En ce temps-là, les femmes n’entraient pas dans ces lieux réservés aux seuls hommes. Mon arrière-grand-père était un homme juste, il l’écouta et lui prêta la somme nécessaire. A partir de ce jour-là, et bien qu’elle travaillât tous les jours par la suite, sa vie changea. Un jour, François finit par rentrer. Son retour tenait du miracle, ma grand-mère ayant dû lui envoyer un mandat à Marseille pour qu’il puisse prendre le bateau. Il était déjà brûlé par l’alcool et la cigarette dont il mourra prématurément en 1953 à l’âge de 48 ans.

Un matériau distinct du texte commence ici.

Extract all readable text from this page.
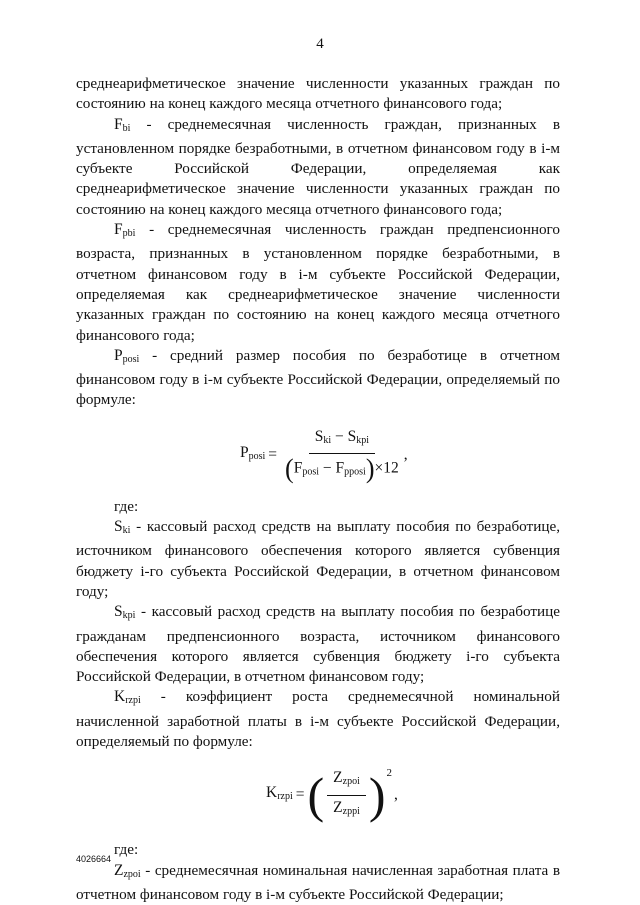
4

среднеарифметическое значение численности указанных граждан по состоянию на конец каждого месяца отчетного финансового года;

$F_{bi}$ - среднемесячная численность граждан, признанных в установленном порядке безработными, в отчетном финансовом году в i-м субъекте Российской Федерации, определяемая как среднеарифметическое значение численности указанных граждан по состоянию на конец каждого месяца отчетного финансового года;

$F_{pbi}$ - среднемесячная численность граждан предпенсионного возраста, признанных в установленном порядке безработными, в отчетном финансовом году в i-м субъекте Российской Федерации, определяемая как среднеарифметическое значение численности указанных граждан по состоянию на конец каждого месяца отчетного финансового года;

$P_{posi}$ - средний размер пособия по безработице в отчетном финансовом году в i-м субъекте Российской Федерации, определяемый по формуле:

$P_{posi} = \frac{S_{ki} - S_{kpi}}{(F_{posi} - F_{pposi})\times 12}$ ,

где:

$S_{ki}$ - кассовый расход средств на выплату пособия по безработице, источником финансового обеспечения которого является субвенция бюджету i-го субъекта Российской Федерации, в отчетном финансовом году;

$S_{kpi}$ - кассовый расход средств на выплату пособия по безработице гражданам предпенсионного возраста, источником финансового обеспечения которого является субвенция бюджету i-го субъекта Российской Федерации, в отчетном финансовом году;

$K_{rzpi}$ - коэффициент роста среднемесячной номинальной начисленной заработной платы в i-м субъекте Российской Федерации, определяемый по формуле:

$K_{rzpi}$ = ( $\frac{Z_{zpoi}}{Z_{zppi}}$ ) 2
,

где:

$Z_{zpoi}$ - среднемесячная номинальная начисленная заработная плата в отчетном финансовом году в i-м субъекте Российской Федерации;

4026664
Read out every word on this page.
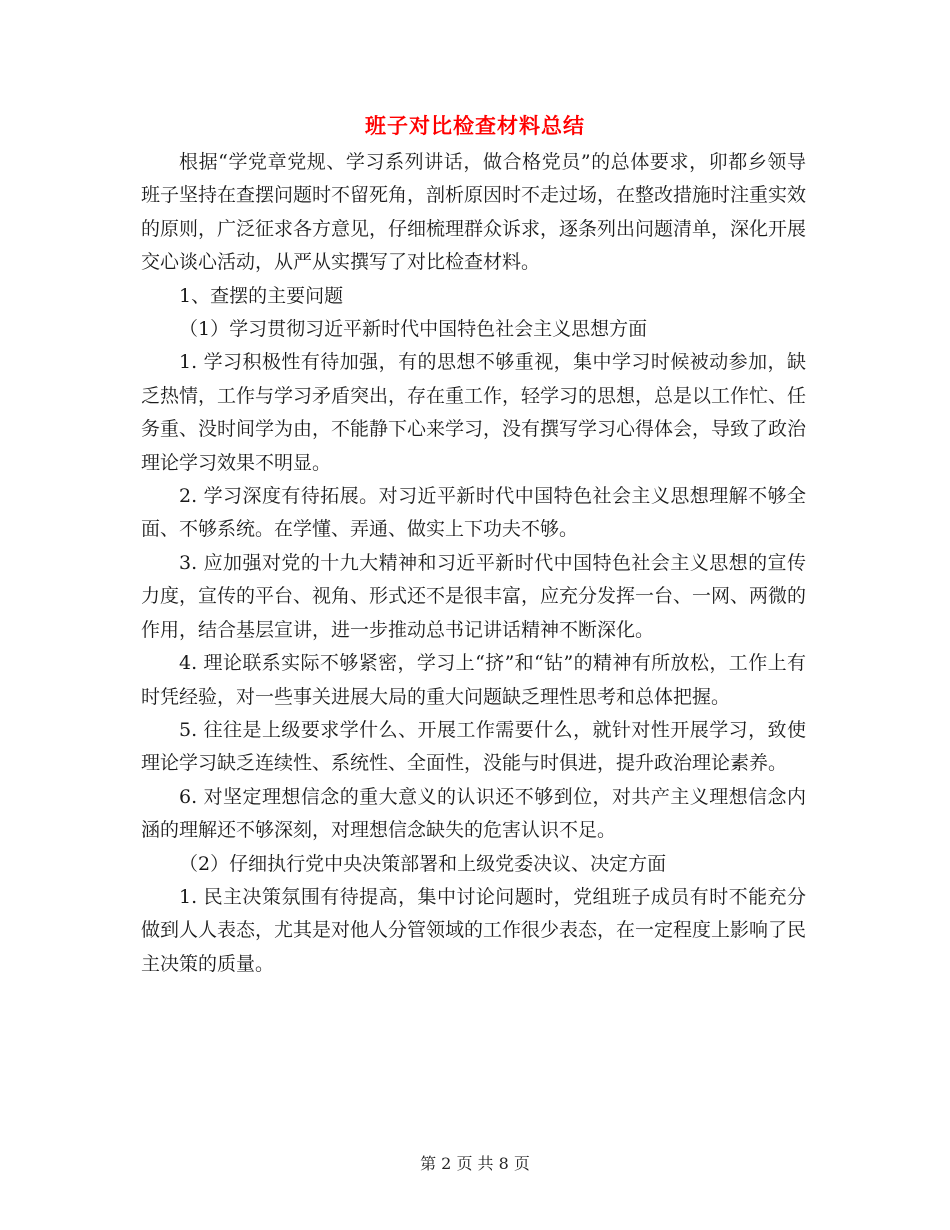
班子对比检查材料总结

根据“学党章党规、学习系列讲话，做合格党员”的总体要求，卯都乡领导班子坚持在查摆问题时不留死角，剖析原因时不走过场，在整改措施时注重实效的原则，广泛征求各方意见，仔细梳理群众诉求，逐条列出问题清单，深化开展交心谈心活动，从严从实撰写了对比检查材料。

1、查摆的主要问题

（1）学习贯彻习近平新时代中国特色社会主义思想方面

1. 学习积极性有待加强，有的思想不够重视，集中学习时候被动参加，缺乏热情，工作与学习矛盾突出，存在重工作，轻学习的思想，总是以工作忙、任务重、没时间学为由，不能静下心来学习，没有撰写学习心得体会，导致了政治理论学习效果不明显。

2. 学习深度有待拓展。对习近平新时代中国特色社会主义思想理解不够全面、不够系统。在学懂、弄通、做实上下功夫不够。

3. 应加强对党的十九大精神和习近平新时代中国特色社会主义思想的宣传力度，宣传的平台、视角、形式还不是很丰富，应充分发挥一台、一网、两微的作用，结合基层宣讲，进一步推动总书记讲话精神不断深化。

4. 理论联系实际不够紧密，学习上“挤”和“钻”的精神有所放松，工作上有时凭经验，对一些事关进展大局的重大问题缺乏理性思考和总体把握。

5. 往往是上级要求学什么、开展工作需要什么，就针对性开展学习，致使理论学习缺乏连续性、系统性、全面性，没能与时俱进，提升政治理论素养。

6. 对坚定理想信念的重大意义的认识还不够到位，对共产主义理想信念内涵的理解还不够深刻，对理想信念缺失的危害认识不足。

（2）仔细执行党中央决策部署和上级党委决议、决定方面

1. 民主决策氛围有待提高，集中讨论问题时，党组班子成员有时不能充分做到人人表态，尤其是对他人分管领域的工作很少表态，在一定程度上影响了民主决策的质量。

第 2 页 共 8 页
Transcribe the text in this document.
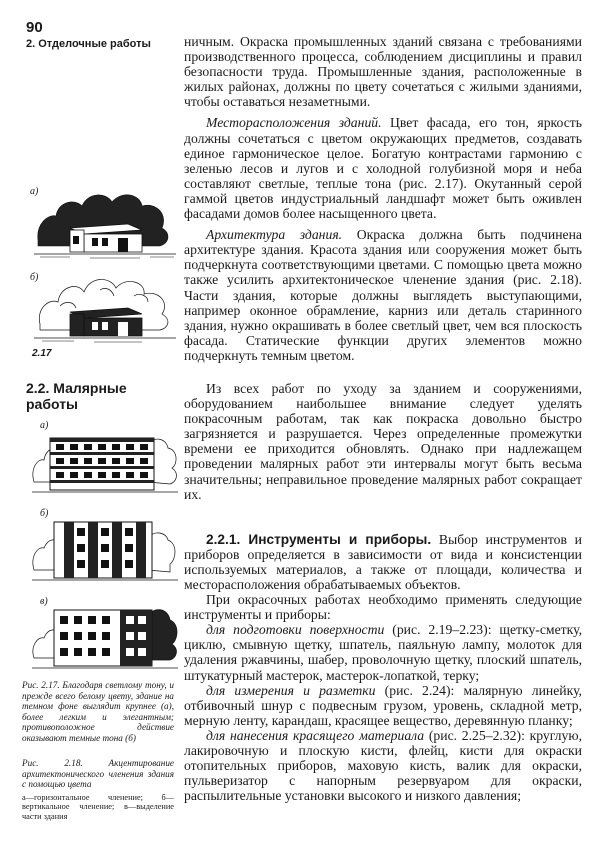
90
2. Отделочные работы
а)
б)
2.17
2.2. Малярные работы
а)
б)
в)
Рис. 2.17. Благодаря светлому тону, и прежде всего белому цвету, здание на темном фоне выглядит крупнее (а), более легким и элегантным; противоположное действие оказывают темные тона (б)
Рис. 2.18. Акцентирование архитектонического членения здания с помощью цвета
а—горизонтальное членение; б—вертикальное членение; в—выделение части здания

ничным. Окраска промышленных зданий связана с требованиями производственного процесса, соблюдением дисциплины и правил безопасности труда. Промышленные здания, расположенные в жилых районах, должны по цвету сочетаться с жилыми зданиями, чтобы оставаться незаметными.

Месторасположения зданий. Цвет фасада, его тон, яркость должны сочетаться с цветом окружающих предметов, создавать единое гармоническое целое. Богатую контрастами гармонию с зеленью лесов и лугов и с холодной голубизной моря и неба составляют светлые, теплые тона (рис. 2.17). Окутанный серой гаммой цветов индустриальный ландшафт может быть оживлен фасадами домов более насыщенного цвета.

Архитектура здания. Окраска должна быть подчинена архитектуре здания. Красота здания или сооружения может быть подчеркнута соответствующими цветами. С помощью цвета можно также усилить архитектоническое членение здания (рис. 2.18). Части здания, которые должны выглядеть выступающими, например оконное обрамление, карниз или деталь старинного здания, нужно окрашивать в более светлый цвет, чем вся плоскость фасада. Статические функции других элементов можно подчеркнуть темным цветом.

Из всех работ по уходу за зданием и сооружениями, оборудованием наибольшее внимание следует уделять покрасочным работам, так как покраска довольно быстро загрязняется и разрушается. Через определенные промежутки времени ее приходится обновлять. Однако при надлежащем проведении малярных работ эти интервалы могут быть весьма значительны; неправильное проведение малярных работ сокращает их.

2.2.1. Инструменты и приборы. Выбор инструментов и приборов определяется в зависимости от вида и консистенции используемых материалов, а также от площади, количества и месторасположения обрабатываемых объектов.

При окрасочных работах необходимо применять следующие инструменты и приборы:

для подготовки поверхности (рис. 2.19–2.23): щетку-сметку, циклю, смывную щетку, шпатель, паяльную лампу, молоток для удаления ржавчины, шабер, проволочную щетку, плоский шпатель, штукатурный мастерок, мастерок-лопаткой, терку;

для измерения и разметки (рис. 2.24): малярную линейку, отбивочный шнур с подвесным грузом, уровень, складной метр, мерную ленту, карандаш, красящее вещество, деревянную планку;

для нанесения красящего материала (рис. 2.25–2.32): круглую, лакировочную и плоскую кисти, флейц, кисти для окраски отопительных приборов, маховую кисть, валик для окраски, пульверизатор с напорным резервуаром для окраски, распылительные установки высокого и низкого давления;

Pour l’heure, il était bien là, reprenant sa vie de débauché, sans travailler, se servant dans la caisse de l’épicerie, puis de la librairie. En 1940, ma grand-mère avait en effet acheté sa librairie Hachette et bureau de tabac qui devait la rendre si populaire parmi les Saladéens, puis plus tard les militaires (dont mon père) venus acheter journaux et cigarettes. Irène trouva alors dans son commerce une consolation à ses soucis personnels.

En octobre 1943, malgré sa mauvaise santé, mon grand-père donna un autre enfant à sa femme, ce garçon tant voulu par Irène, et qu'elle appela Pierre. Séparé de 11 et 8 ans de ses grandes sœurs Juliette et Pierrette, et portant le même prénom que son grand-père paternel, il devint pour tous « Petit Pierre » et reçut pour parrain un homme qui devait avoir son importance par la suite, un métayer espagnol, ami de François mais plus sérieux, prénommé Antonio.

A suivre ...

dimanche 14 avril 2013

Dos Gardenias para ti (II)



Irène avait 17 ans, elle était très belle, et c’est comme ça que le beau François la remarqua. Contrairement à ceux d'Irène, ses parents étaient ce qu'on pourrait qualifier de nantis. Eux aussi d'origine espagnole mais d'Andalousie, ils étaient tous les deux nés en Algérie, lui en 1877 et elle en 1879, et faisaient partie de ces colons qui vivaient confortablement dans ce département français d’outre-mer. 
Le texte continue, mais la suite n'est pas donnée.